Comment cela s’organise-t-il pratiquement ? 

Tout commence avec l’envoi d’un appel à participation aux enseignants de Bruxelles. Après une rencontre avec les candidats, une sélection est opérée en raison du nombre important de candidatures. Nous veillons à respecter la parité linguistique et tenons à avoir une grande diversité socio-économique. Ce projet n’est pas uniquement réservé aux enfants qui ont déjà un accès à la culture : l’idée est de s’ouvrir à tous. Aborder ce projet dans le cadre scolaire (et non parascolaire) est la clé de cette diversité.

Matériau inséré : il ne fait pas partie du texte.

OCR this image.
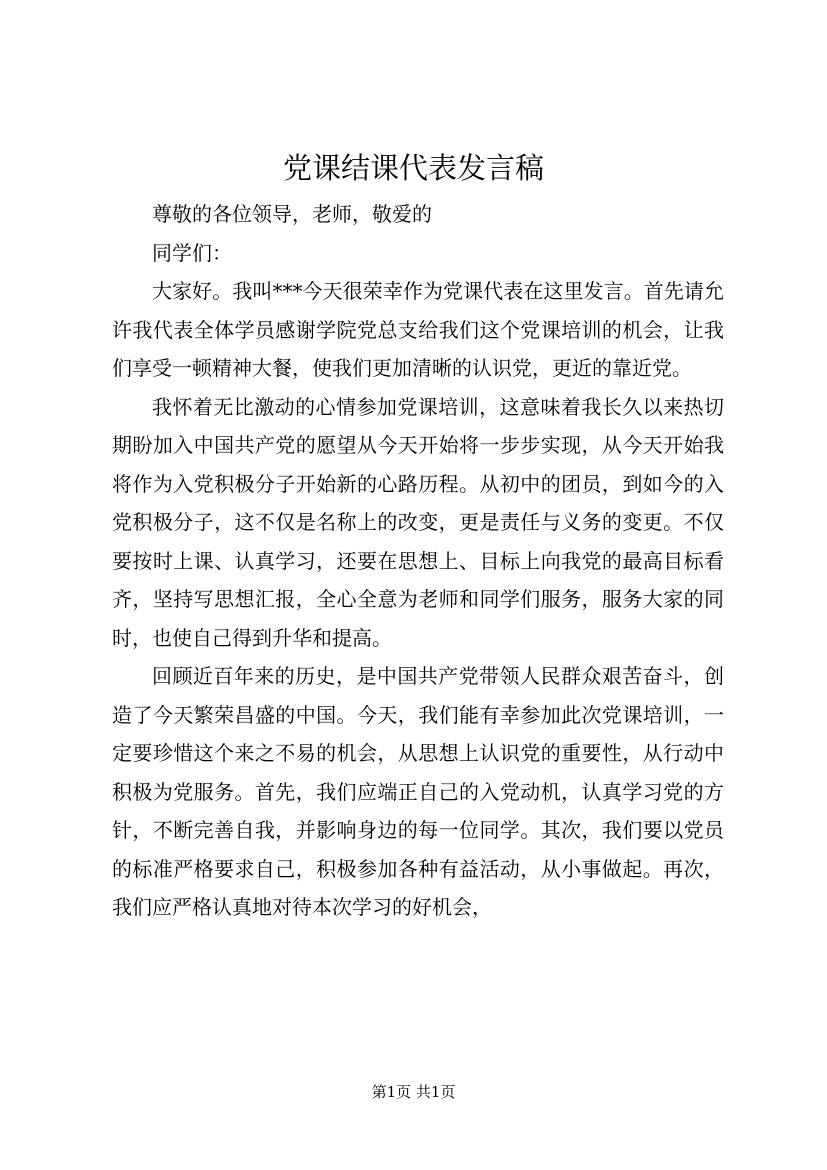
党课结课代表发言稿

尊敬的各位领导，老师，敬爱的

同学们：

大家好。我叫***今天很荣幸作为党课代表在这里发言。首先请允许我代表全体学员感谢学院党总支给我们这个党课培训的机会，让我们享受一顿精神大餐，使我们更加清晰的认识党，更近的靠近党。

我怀着无比激动的心情参加党课培训，这意味着我长久以来热切期盼加入中国共产党的愿望从今天开始将一步步实现，从今天开始我将作为入党积极分子开始新的心路历程。从初中的团员，到如今的入党积极分子，这不仅是名称上的改变，更是责任与义务的变更。不仅要按时上课、认真学习，还要在思想上、目标上向我党的最高目标看齐，坚持写思想汇报，全心全意为老师和同学们服务，服务大家的同时，也使自己得到升华和提高。

回顾近百年来的历史，是中国共产党带领人民群众艰苦奋斗，创造了今天繁荣昌盛的中国。今天，我们能有幸参加此次党课培训，一定要珍惜这个来之不易的机会，从思想上认识党的重要性，从行动中积极为党服务。首先，我们应端正自己的入党动机，认真学习党的方针，不断完善自我，并影响身边的每一位同学。其次，我们要以党员的标准严格要求自己，积极参加各种有益活动，从小事做起。再次，我们应严格认真地对待本次学习的好机会，

第1页 共1页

Quatre formations, réparties sur l’année à partir d’octobre, sont ensuite proposées aux enseignants. Elles leur permettent d’aborder la cantate avec assurance, en disposant d’outils pour travailler la pièce avec leurs élèves, mais aussi d’exercices de rythme et de techniques échauffements, le tout sous forme ludique. Il faut que cet apprentissage reste amusant pour les enfants. Des tutoriels vidéo et dossiers pédagogiques sont aussi mis à disposition. 


Aux formations s’ajoutent deux journées de répétition à Bozar : tous les enfants se rencontrent pour la première fois vers février. Ils comprennent alors comment la voix qu’ils chantent s’intègre dans l’ensemble et fonctionne avec les autres voix. Lors de la deuxième journée de répétition, les musiciens sont présents et ajoutent une dimension supplémentaire au projet. Enfin, le concert final au mois de mai, c’est la cerise sur le gâteau. C’est l’aboutissement du projet, mais le plus important reste surtout ce qui aura été réalisé durant toute l’année.


Quelles sont les valeurs du projet ?

Les valeurs principales sont celles de la diversité et de l’inclusion. Nous tenons à ce que Cantania soit représentatif des différentes classes socio-économiques. Nous incluons également des classes de l’enseignement spécialisé, des enfants en chaise roulante ou avec des troubles du spectre autistique par exemple. Cette année, nous avons accueilli des enfants ukrainiens, qui ont rejoint le projet en cours de route. Tout enfant à sa place dans Cantania.


En outre, les cantates traitent de sujets de société. Cette année, c’était la migration. Lors des éditions précédentes, nous avons abordé l’adoption, la consommation, le matérialisme, l’écologie, etc. Il ne s’agit pas uniquement de chanter, mais aussi de faire réfléchir. Des dossiers pédagogiques sont proposés pour aider les enseignants à aborder ces sujets difficiles, parfois vécus directement par les enfants eux-mêmes (migrants, adoptés, etc.). Beaucoup de participants et de personnes du public nous ont confié avoir été émus par l’histoire racontée. Quel que soit le sujet, nous veillons à ce qu’il soit traité à mesure d’enfant. 

 

Quelle est l’importance du soutien de la Fondation ENGIE dans ce projet ?

La Fondation ENGIE est le sponsor principal de Cantania. Elle fournit un soutien financier qui nous permet de rétribuer le compositeur, l’auteur, la pédagogue musicale, le chef d’orchestre, le scénographe, les comédiens, de couvrir les frais des enregistrements, les lumières, la location du matériel technique, etc. Nous demandons aux enseignants une participation symbolique qui permet surtout de marquer un engagement dans le projet mais pas de couvrir tous les frais. Sans l’aide de la Fondation ENGIE, ce projet n’aurait tout simplement pas lieu.